Kami berangkat pagi hari saat matahari kota Osaka masih malu-malu, langit mendung pun semakin lama meneteskan hujan kecil. Namun, hal itu tidak menurunkan semangat kami mengejar jadwal kereta menuju kota kecil bernama Yaita di Prefektur Tochigi. Perjalanan kami cukup panjang waktu itu, semakin terasa panjang karena ada Adek yang harus makan, tidur tepat waktu sesuai rutinitasnya. Berawal dari Osaka Station naik Shinkansen menuju Tokyo lalu Utsunomiya dan terakhir kereta Commuter Line ke Yaita (saya sebut begitu karena gerbongnya persis gerbong Commuter Line Jabodetabek hehe).
Sampai di stasiun kota Yaita rasa lelah kami menempuh perjalanan panjang terbayar dengan sambutan hangat Ayah dan Ibu angkatnya suami. Mereka menjemput kami di stasiun dan menyediakan kami makan malam rumahan yang rasanya melebihi rasa fine dining Japanese Food manapun di Indonesia hahaha. Rumah keluarga ini juga sangat luas dan indah, disinilah kami mendapat kasur ternikmat setelah dua pekan kami memaksimalkan kamar minimalis Airbnb.
Kelezatannya membuat saya berhenti makan hanya karena malu. LOL!! Gak kenyang-kenyang guys..AlhamdulilahPelajaran sekolah kami hari ini : Hirup udara segarAdek seperti biasa dengan gaya andalannya : Telanjang Kaki 😀
Keesokan harinya kami diantar jalan-jalan menikmati keindahan kota Yaita dan Nikko, mengunjungi kuil, museum dan memetik apel. Banyak sekali yang dapat Kakak pelajari pada kunjungan ke Yaita ini, seperti mengenal perbedaan dan sosialisasi lintas umur. Jujur saja pada saat kunjungan ini, saya tidak terlalu banyak bicara karena kendala bahasa itu nyata adanya sodara-sodara. Saya tidak bisa bahasa Jepang sementara keluarga angkat kami ini sama sekali tidak bisa bahasa Inggris apalagi bahasa Indonesia haha. Ujung-ujungnya saya menggunakan Google Translate dan minta suami aja lah jadi penerjemah bahasa Jepang.

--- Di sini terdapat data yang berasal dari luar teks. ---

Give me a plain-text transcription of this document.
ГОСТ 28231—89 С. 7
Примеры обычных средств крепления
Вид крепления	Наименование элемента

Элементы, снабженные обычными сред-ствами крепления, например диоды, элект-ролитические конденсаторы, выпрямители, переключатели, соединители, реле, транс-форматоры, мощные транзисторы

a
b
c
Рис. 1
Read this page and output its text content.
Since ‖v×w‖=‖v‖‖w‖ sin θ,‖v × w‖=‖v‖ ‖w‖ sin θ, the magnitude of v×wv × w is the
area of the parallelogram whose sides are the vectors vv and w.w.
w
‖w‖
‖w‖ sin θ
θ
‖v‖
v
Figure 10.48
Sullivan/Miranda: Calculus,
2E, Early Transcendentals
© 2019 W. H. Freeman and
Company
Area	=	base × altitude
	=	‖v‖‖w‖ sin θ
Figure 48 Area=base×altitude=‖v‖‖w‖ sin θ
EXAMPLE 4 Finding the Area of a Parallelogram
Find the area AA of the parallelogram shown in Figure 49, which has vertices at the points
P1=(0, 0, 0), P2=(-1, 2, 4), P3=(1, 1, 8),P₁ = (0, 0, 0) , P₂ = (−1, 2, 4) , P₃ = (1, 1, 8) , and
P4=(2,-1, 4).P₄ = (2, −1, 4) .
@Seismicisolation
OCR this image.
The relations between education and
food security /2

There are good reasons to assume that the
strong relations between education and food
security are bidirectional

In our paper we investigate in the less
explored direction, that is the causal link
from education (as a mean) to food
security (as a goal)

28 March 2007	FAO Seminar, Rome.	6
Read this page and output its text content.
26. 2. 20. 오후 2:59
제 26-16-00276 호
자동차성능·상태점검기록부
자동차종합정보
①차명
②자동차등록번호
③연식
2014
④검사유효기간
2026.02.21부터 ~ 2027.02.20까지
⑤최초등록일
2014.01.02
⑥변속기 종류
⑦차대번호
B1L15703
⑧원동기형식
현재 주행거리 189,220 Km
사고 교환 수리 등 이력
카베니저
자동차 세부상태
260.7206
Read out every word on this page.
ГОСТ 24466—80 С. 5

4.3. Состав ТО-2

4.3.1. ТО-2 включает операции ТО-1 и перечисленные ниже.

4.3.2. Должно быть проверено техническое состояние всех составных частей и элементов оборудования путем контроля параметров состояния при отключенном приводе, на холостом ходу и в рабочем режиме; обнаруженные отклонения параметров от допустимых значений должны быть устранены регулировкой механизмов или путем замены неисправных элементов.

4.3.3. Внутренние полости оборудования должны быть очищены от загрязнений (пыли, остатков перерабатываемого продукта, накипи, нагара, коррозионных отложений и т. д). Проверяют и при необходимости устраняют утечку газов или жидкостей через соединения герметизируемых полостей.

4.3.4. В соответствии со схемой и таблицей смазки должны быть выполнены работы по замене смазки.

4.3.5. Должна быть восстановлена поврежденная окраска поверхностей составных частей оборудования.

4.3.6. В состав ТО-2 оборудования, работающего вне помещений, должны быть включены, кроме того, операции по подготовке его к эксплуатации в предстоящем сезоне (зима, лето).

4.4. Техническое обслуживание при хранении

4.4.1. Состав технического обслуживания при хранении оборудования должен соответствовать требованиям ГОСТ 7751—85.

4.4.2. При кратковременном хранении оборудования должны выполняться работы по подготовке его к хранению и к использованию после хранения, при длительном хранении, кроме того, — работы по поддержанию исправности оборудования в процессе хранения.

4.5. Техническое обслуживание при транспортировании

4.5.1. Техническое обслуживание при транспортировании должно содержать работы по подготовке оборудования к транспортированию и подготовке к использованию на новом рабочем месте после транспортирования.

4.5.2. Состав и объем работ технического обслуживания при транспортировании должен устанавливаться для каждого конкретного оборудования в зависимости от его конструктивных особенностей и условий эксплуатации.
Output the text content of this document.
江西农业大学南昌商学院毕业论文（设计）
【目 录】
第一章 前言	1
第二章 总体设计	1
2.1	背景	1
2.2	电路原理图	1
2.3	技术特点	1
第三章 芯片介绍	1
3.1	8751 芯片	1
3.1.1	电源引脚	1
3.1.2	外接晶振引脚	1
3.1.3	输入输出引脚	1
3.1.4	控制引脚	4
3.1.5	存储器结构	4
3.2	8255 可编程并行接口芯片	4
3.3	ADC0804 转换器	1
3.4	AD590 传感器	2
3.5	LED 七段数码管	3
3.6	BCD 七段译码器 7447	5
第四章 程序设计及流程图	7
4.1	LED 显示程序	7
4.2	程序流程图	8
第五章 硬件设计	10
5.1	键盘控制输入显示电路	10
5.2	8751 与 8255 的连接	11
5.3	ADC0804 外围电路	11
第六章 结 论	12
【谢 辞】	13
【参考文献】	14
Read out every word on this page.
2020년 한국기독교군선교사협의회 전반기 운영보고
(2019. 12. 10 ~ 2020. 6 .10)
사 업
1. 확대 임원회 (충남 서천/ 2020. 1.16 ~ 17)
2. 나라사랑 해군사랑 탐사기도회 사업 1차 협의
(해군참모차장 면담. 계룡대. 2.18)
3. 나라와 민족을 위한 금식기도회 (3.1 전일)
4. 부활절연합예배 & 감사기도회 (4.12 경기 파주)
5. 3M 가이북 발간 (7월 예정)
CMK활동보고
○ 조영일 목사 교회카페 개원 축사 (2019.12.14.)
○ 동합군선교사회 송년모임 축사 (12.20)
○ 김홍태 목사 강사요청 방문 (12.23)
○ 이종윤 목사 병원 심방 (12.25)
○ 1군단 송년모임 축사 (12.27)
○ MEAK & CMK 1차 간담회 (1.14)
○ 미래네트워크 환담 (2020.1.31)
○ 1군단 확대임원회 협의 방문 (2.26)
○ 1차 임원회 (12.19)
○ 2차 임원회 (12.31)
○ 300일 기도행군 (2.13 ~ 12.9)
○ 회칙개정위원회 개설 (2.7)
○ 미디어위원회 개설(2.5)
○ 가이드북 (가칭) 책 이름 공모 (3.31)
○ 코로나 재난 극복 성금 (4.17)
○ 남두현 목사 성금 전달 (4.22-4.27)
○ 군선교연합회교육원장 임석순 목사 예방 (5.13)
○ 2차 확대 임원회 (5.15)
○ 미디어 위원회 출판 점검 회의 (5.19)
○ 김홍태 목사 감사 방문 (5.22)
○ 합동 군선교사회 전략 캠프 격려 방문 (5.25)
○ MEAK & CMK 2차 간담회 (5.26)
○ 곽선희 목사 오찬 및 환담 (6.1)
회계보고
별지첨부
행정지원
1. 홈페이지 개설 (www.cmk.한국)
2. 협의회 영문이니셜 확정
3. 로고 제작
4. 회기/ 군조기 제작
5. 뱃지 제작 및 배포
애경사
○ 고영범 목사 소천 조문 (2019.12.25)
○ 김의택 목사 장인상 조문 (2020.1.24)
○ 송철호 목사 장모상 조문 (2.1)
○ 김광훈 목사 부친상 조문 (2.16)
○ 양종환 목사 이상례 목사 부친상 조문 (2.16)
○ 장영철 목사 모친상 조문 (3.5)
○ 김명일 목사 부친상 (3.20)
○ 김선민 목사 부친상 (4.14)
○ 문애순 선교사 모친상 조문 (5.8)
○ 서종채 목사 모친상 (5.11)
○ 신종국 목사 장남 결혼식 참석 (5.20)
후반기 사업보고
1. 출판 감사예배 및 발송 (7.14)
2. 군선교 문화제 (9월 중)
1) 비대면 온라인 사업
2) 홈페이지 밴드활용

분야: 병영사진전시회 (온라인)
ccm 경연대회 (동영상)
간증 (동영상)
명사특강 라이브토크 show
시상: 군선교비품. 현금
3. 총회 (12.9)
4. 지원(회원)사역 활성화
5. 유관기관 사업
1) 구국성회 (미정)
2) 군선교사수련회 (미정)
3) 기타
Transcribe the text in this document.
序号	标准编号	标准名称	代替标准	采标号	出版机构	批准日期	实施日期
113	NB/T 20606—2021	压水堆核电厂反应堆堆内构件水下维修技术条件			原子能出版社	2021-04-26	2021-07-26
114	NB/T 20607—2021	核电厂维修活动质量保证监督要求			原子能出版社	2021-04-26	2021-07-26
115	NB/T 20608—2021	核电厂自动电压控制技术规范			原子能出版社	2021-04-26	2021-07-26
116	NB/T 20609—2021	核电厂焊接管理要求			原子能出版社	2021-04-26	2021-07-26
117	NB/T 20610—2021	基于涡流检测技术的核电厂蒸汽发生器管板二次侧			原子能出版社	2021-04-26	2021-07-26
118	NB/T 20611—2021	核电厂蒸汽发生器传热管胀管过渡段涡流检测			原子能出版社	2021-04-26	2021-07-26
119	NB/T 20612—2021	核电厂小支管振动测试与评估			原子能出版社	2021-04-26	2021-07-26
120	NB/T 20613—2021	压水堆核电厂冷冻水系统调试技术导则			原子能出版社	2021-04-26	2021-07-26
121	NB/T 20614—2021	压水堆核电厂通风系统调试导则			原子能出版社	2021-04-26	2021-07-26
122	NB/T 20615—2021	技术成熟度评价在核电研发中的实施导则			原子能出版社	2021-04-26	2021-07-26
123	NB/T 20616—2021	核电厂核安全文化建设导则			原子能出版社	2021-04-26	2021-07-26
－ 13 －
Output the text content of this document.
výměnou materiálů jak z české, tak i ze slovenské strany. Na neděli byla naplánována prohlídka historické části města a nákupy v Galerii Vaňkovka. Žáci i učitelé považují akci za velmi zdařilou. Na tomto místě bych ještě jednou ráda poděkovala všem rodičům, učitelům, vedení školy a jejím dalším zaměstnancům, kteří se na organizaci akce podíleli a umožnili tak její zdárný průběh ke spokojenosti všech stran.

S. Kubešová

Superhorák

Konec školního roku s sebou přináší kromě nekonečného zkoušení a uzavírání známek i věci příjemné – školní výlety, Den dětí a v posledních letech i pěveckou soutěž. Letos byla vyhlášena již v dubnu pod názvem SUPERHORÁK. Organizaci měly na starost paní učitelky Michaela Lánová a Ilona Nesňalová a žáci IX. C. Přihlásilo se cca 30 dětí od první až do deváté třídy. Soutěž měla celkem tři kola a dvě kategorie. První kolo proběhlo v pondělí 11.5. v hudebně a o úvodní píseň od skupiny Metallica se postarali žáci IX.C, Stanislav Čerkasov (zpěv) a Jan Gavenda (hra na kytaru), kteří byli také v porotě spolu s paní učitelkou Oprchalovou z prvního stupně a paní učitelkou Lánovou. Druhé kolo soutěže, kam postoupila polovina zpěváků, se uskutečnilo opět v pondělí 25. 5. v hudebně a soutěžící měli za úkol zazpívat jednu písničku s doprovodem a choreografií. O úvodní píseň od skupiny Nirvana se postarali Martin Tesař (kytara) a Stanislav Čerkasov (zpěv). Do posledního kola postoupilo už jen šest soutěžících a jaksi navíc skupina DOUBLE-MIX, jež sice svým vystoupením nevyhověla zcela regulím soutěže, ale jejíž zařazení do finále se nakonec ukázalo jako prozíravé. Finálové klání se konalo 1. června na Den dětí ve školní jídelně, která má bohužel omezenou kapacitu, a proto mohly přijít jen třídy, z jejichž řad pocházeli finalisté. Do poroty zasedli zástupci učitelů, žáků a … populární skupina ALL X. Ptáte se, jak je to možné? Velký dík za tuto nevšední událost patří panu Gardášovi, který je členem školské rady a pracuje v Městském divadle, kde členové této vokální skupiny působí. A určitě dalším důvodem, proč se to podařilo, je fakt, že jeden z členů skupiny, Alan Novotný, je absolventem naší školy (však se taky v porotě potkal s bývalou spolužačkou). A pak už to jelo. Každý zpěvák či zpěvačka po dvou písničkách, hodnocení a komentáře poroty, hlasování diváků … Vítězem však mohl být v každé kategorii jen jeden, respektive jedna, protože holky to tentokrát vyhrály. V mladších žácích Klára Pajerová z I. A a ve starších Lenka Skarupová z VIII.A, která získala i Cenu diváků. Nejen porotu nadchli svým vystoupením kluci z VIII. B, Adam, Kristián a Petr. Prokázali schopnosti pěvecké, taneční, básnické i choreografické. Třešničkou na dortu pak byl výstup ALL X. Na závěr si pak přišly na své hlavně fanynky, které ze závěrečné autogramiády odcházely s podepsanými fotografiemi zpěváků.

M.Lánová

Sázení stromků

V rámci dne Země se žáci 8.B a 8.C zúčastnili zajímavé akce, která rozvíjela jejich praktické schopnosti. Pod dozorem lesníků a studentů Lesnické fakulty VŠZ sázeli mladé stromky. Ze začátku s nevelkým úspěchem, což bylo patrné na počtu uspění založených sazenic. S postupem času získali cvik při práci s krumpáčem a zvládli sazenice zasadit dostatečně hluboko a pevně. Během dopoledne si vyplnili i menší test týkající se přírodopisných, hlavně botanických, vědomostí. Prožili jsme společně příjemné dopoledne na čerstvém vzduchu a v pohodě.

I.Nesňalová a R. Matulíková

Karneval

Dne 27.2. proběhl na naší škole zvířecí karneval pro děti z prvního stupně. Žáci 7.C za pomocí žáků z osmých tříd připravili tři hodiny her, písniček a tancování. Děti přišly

The Kobori yang baik hati. Super Love !!
Dengan adanya kendala bahasa ini saya salut sama Kakak karena dia tanpa canggung bicara sekenanya, dia pakai bahasa Indonesia dan dijawab bahasa Jepang begitu seterusnya. Selama di Yaita, Kakak juga ditemani oleh sepupu angkatnya, Ko dan lagi-lagi mereka bermain dengan bahasa masing-masing, tapi entah bagaimana kok akrab-akrab aja ya hehe. Namun yang paling membekas buat Kakak adalah ketika dia melihat sejarah Bapaknya. Di rumah Obachan, Kakak melihat kamar Bapak zaman highschool, melihat rute sekolah Bapak dan mendengarkan cerita tentang masa muda Bapak dari Nenek Obachan.
Muka bahagia setelah makan siangWhen the world is your classroom, you can learn from appleBahasa tidak menjadi penghalang bagi kami untuk bersenang-senang
Petualangan kami di Yaita menjadi penutup deschooling trip kami di Jepang. Tidak disangka semula saya kira ini akan membuat Kakak bosan karena tinggal di rumah orang tua dan di desa pula. Ternyata di travel journal miliknya, Kakak menulis kunjungan ke Yaita adalah yang paling berkesan. Katanya “Kalau waktu di sekolah, teman-teman ku yang pulang dari Jepang selalu cerita Disneyland sama Shinkansen, tapi ga ada yang cerita ke rumah nenek angkat orang Jepang beneran” . LOL !!